Bizce en selametli yol ve tavır, âlimlerimizin yaptığı gibi davranmaktır. Madem ki, hadisin İbnu Abbas´a nisbeti sahihtir ve hükmen de merfudur, Resûlullah (aleyhissalâtu vesselâm)´ın sözüdür ve madem -yukarıda yapılan açıklama ile- umumî prensiplere muhalefet de etmemektedir, öyle ise, hadisi reddetmede acele etmeyip, hakikatının anlaşılmasını zamana bırakmalıyız. Pekçok âyet ve hadis, kâinatla, kâinatın buutları, mesafeleri, oralarda cari sür´atlerle ilgili beyanlara yer vermektedir. Yabancı menşe´li hayal-ilim romanları ve filimleri üzerinde mesâi harcarken, kendi kaynaklarımızda gelen meselelere niye eğilmeyelim, dağınık şekilde âyet ve hadislerde yer alan kayıtları, işaretleri bir bütün halinde birleştirip Şârî-i Mübin´in ihbar etmek istediği bir gerçek mi var? diye niye soru sormayıp araştırmayalım? Unutmayalım ki, İslâm dini âyet ve hadisleriyle her asra hitab etmektedir. Biz kendi imkânlarımızla bize hususî bir hitap var mı araştıralım, anlıyamadığımız işaretleri, hitapları da -reddetmekten ziyade- belki geleceğe âittir diye saygıyla karşılayalım.

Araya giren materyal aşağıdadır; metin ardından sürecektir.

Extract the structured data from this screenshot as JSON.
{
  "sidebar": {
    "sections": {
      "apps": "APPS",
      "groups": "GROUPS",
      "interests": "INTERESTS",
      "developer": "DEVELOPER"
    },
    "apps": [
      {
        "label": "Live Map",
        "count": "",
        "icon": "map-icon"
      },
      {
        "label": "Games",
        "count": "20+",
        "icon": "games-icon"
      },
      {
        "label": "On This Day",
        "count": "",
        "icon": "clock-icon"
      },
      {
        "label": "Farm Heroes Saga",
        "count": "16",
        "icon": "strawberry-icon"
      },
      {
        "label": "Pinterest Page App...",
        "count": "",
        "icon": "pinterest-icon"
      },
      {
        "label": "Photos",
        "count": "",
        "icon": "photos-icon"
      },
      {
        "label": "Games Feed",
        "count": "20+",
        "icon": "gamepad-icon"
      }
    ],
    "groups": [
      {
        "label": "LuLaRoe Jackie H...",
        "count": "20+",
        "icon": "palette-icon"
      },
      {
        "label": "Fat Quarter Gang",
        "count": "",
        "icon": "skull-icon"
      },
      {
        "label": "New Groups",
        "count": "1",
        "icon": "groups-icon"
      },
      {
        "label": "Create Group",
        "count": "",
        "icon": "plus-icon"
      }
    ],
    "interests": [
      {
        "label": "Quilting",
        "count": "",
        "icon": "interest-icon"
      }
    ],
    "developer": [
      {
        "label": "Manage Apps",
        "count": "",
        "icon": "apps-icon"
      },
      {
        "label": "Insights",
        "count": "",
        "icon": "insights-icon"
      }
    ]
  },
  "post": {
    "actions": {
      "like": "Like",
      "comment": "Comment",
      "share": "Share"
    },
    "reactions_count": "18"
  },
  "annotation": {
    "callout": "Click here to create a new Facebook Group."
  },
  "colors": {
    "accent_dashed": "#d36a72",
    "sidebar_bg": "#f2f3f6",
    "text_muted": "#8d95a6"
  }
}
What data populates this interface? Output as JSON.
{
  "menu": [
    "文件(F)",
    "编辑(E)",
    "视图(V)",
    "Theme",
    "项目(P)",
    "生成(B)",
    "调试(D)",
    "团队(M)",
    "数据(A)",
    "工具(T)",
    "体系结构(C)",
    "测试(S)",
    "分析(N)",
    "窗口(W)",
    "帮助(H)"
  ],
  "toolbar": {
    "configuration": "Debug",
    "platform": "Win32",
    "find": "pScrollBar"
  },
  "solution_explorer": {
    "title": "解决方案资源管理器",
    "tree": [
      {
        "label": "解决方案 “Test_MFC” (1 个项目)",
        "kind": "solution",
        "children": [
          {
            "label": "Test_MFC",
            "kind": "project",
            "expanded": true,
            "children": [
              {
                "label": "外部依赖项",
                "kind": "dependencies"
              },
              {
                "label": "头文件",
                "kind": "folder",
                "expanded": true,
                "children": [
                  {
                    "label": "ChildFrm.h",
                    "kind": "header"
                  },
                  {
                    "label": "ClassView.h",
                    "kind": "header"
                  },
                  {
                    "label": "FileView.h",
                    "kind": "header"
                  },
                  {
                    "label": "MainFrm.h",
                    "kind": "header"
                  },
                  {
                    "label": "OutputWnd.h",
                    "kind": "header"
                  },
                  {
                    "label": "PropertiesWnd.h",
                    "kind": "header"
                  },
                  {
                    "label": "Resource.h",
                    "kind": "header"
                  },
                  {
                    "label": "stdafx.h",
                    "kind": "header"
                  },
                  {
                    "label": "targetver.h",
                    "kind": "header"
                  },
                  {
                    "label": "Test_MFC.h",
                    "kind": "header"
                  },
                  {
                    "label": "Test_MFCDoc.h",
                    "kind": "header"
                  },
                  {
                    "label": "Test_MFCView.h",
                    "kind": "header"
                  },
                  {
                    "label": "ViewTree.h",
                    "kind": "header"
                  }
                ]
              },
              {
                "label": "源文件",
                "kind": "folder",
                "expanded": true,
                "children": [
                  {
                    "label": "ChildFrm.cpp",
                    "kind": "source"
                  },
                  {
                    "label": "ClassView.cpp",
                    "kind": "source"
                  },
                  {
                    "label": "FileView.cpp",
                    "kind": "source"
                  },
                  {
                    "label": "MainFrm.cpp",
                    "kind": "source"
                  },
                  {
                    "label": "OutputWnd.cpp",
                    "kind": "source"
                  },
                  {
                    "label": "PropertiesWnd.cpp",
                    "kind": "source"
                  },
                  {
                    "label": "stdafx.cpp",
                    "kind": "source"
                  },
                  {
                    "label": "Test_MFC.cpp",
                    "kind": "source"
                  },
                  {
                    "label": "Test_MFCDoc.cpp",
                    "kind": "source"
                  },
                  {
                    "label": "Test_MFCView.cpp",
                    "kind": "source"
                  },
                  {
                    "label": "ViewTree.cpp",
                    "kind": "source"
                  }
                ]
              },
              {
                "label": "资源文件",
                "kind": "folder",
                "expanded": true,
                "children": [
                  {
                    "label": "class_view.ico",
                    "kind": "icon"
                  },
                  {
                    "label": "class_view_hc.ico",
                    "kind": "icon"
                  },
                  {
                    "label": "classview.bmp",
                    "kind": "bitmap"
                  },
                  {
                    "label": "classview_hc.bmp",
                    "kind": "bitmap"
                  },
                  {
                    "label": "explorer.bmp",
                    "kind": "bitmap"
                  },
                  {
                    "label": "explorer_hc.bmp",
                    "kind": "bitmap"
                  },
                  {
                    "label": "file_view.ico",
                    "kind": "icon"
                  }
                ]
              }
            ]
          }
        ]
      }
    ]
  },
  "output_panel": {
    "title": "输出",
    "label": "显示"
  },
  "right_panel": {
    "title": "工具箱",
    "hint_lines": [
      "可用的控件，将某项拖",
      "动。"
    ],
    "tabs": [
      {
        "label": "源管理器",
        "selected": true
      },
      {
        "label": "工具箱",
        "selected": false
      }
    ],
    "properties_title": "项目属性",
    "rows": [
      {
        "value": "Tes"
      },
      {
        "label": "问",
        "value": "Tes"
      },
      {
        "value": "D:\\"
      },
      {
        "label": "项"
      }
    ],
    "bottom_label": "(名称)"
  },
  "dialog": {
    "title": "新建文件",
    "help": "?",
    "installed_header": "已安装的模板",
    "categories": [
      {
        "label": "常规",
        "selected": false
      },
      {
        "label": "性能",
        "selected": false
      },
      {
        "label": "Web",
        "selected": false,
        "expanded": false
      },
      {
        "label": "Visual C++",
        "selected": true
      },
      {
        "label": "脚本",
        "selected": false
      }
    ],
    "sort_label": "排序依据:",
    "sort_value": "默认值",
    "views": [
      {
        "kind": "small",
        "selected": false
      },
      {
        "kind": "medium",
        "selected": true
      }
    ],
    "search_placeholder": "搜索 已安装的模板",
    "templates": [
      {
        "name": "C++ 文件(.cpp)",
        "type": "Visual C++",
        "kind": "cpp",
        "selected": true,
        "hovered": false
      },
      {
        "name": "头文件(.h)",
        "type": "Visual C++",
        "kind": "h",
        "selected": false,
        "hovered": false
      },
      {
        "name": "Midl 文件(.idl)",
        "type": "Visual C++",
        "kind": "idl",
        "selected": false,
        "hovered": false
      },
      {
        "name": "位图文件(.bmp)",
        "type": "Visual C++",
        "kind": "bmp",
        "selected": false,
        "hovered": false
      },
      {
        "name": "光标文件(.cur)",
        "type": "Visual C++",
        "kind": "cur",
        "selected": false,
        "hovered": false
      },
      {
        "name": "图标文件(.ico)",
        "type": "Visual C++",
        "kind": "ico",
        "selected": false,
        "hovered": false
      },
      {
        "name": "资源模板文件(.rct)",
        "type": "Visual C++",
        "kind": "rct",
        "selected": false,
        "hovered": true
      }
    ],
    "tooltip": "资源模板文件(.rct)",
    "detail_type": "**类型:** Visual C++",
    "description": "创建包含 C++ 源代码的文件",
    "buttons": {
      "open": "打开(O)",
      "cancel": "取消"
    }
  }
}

Ya "ışık yılı" tâbirine yer veren hadis? Bunların mâhiyetini şimdilerde anlamıyoruz diye alelacele inkâra tevessül bize ne kazandırır? Bir mülâhaza hânesi açarsak ne kaybeder, dinin hangi esasına ters düşeriz? Unutmayalım ki, din ilimleri usulü açısından, bu hadisler kabulü vacib bir hüküm getirmiyor, sâdece reddi gerekmeyen bir mülâhaza hânesi açıyor.[24]



ـ9ـ وعن أبى هريرة رَضِىَ اللّهُ عَنْهُ قال: ]أخَذَ رسولُ اللّهِ # بِيَدِى، فقَالَ: خَلَقَ اللّهُ التُّرْبَةَ يَوْمَ السَّبْتِ، وَخَلَقَ فِيهَا الجِبَالَ يَوْمَ ا‘حَدِ، وَخَلَقَ الشَّجَرَ يَوْمَ اثْنَيْنِ، وَخَلَقَ المَكْرُوهَ يَوْمَ الثَُّثَاءِ، وَخَلَقَ النُّورَ يَوْمَ ا‘رْبِعَاءِ، وَبَثَّ فِيهَا الدَّوَابَّ يَوْمَ الخَمِيسِ، وَخَلَقَ آدَمَ عَلَيْهِ السََّمُ بَعْدَ العَصْرِ مِنْ يَوْمِ الجُمُعَةِ في أخِرِ الخَلْقِ في أخِرِ سَاعَةٍ مِنَ النَّهَارِ فِيما بَيْنَ الْعَصْرِ إلى اللَّيْلِ[. أخرجه مسلم.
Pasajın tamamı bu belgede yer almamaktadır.